In the valley of the myrtle, there was also Venus temple that was able to protect herself with myrtle branches from indiscrete satyrs that found her naked taking a bath. It was the Venus called Cnidia and in the Ashmolean Museum, there is a dedication carved on marble dedicated to both goddesses. Her statue was washed ritually each year, as there was ritual washing also for Bona Dea. The two cults referring to the women’s intimate sphere seem to be strictly connected. Close by, there was the Piscina Pubblica, the public pool probably related, as later the thermal baths of Caracalla. It was thought that those celebrations were reserved for girls about to be married to be initiated into the effects of wine and sensuality. Once the period of initiation was finished they could re-enter the city wall and enjoy civil life as wives. Inside, there was the temple of Bona Dea Subsaxana, so called because it was located under a ‘saxum’, a rock on the Aventine Hill. There, there was a pharmacy in which the priestesses prepared healing remedies thanks to the medicinal properties of herbs. At the beginning of December, there was a kind of private ritual made inside the house of the magistrate in charge from which all men or male animals, live or depicted, were banned. All the Roman matrons took part.
Bona Dea Scandal: Clodius trying to seduce the wife of Ceasar
One of the best and most accurate sources on Bona Dea is the Roman statesman, lawyer, scholar, and philosopher, Marcus Tullius Cicero. He tells us also about the Clodius scandal, which occurred in December 62 B.C. Publius Clodius Pulcher, one of the most colorful characters of his time, disguised as a female harper, entered that night at Caesar’s house where the Bona Dea festival was being celebrated. It seems that he wanted to seduce Pompeia, Caesar’s wife. Cicero held the episode as symbolic of the loss of respect for traditions and spoke up against Clodius who was anyway freed from all charges but he could not forgive what happened. It eventually led to a feud between them and Titus Annius Milo, friend and supporter of Cicero. The situation degenerated with bands of armed slaves and gladiators as bodyguards. Clodius’ death ten years later, near a Bona Dea shrine, closes this episode at last.

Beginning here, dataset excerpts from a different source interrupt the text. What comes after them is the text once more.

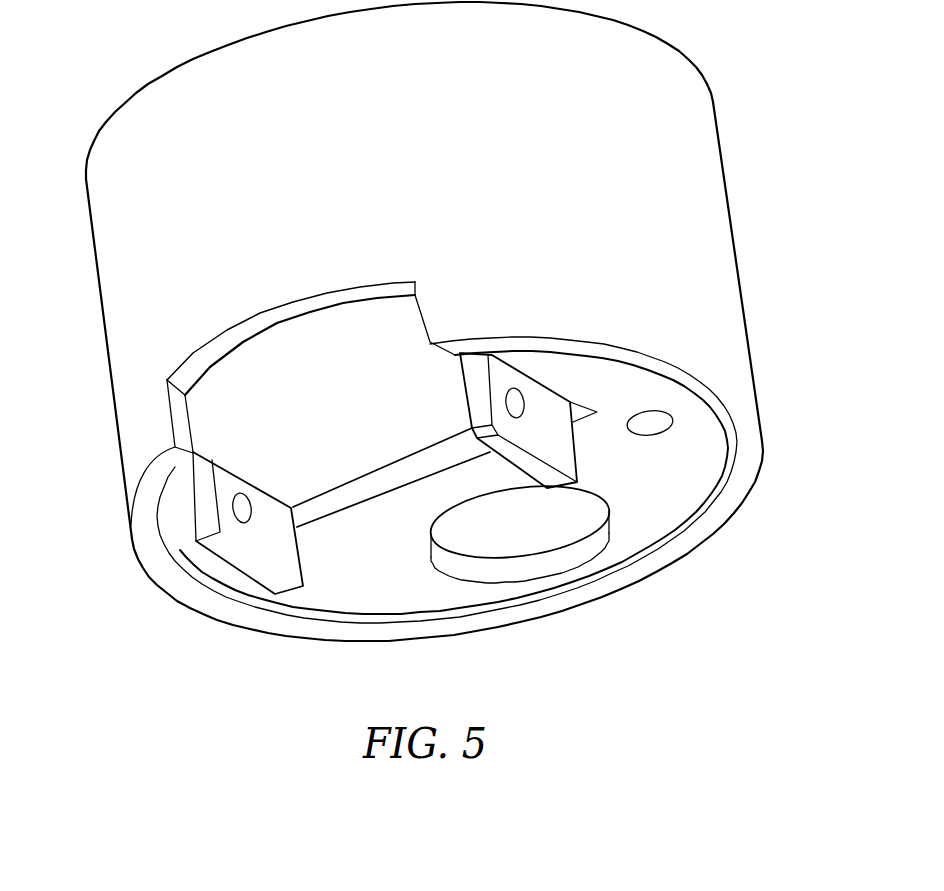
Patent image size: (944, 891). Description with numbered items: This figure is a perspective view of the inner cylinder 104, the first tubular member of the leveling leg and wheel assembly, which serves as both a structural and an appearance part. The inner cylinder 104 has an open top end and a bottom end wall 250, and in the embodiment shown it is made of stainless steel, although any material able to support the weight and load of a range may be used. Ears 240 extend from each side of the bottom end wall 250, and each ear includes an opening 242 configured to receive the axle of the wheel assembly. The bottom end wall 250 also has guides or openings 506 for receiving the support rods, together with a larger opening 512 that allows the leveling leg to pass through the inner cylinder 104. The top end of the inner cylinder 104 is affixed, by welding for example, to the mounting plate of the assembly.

The inner cylinder 104 is at (657, 180).
The ears 240 is at (202, 481).
The openings 242 is at (240, 510).
The bottom end wall 250 is at (372, 563).
The guides or openings 506 is at (650, 422).
The opening 512 is at (530, 520).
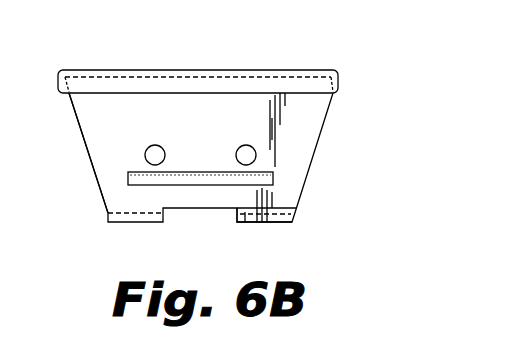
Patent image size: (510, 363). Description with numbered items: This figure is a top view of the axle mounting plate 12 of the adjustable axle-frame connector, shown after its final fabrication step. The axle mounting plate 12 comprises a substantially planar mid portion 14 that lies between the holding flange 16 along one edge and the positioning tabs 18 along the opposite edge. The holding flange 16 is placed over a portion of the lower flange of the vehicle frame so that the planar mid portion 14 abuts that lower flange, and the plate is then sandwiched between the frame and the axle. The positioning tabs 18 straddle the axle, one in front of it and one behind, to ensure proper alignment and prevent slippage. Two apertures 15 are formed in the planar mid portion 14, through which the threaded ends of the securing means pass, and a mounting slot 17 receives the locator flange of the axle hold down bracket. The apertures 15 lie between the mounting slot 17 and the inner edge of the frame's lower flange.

The axle mounting plate 12 is at (216, 128).
The substantially planar mid portion 14 is at (105, 160).
The apertures 15 is at (257, 153).
The holding flange 16 is at (222, 84).
The mounting slot 17 is at (140, 179).
The positioning tabs 18 is at (288, 223).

Bona Dea lands: from local evidence to elective affinities
The wider image of Bona Dea, Goddess of goddesses, whose mystery cult was reserved for women but honored and protected also by men of all social classes, shows why we decided to dedicate these territories and our guided tours on these lands to her. Besides the local pieces of evidence, the inscriptions dedicated to her above the village of Nazzano and the connection of the celebrations on the Soratte Mountain to the Lupercalia, dedicated to her husband, she is tight to water, woods, caves, herbs, and industry, all elements that characterized the Natural Reserve of Tevere Nazzano Farfa and so the lands of Bona Dea.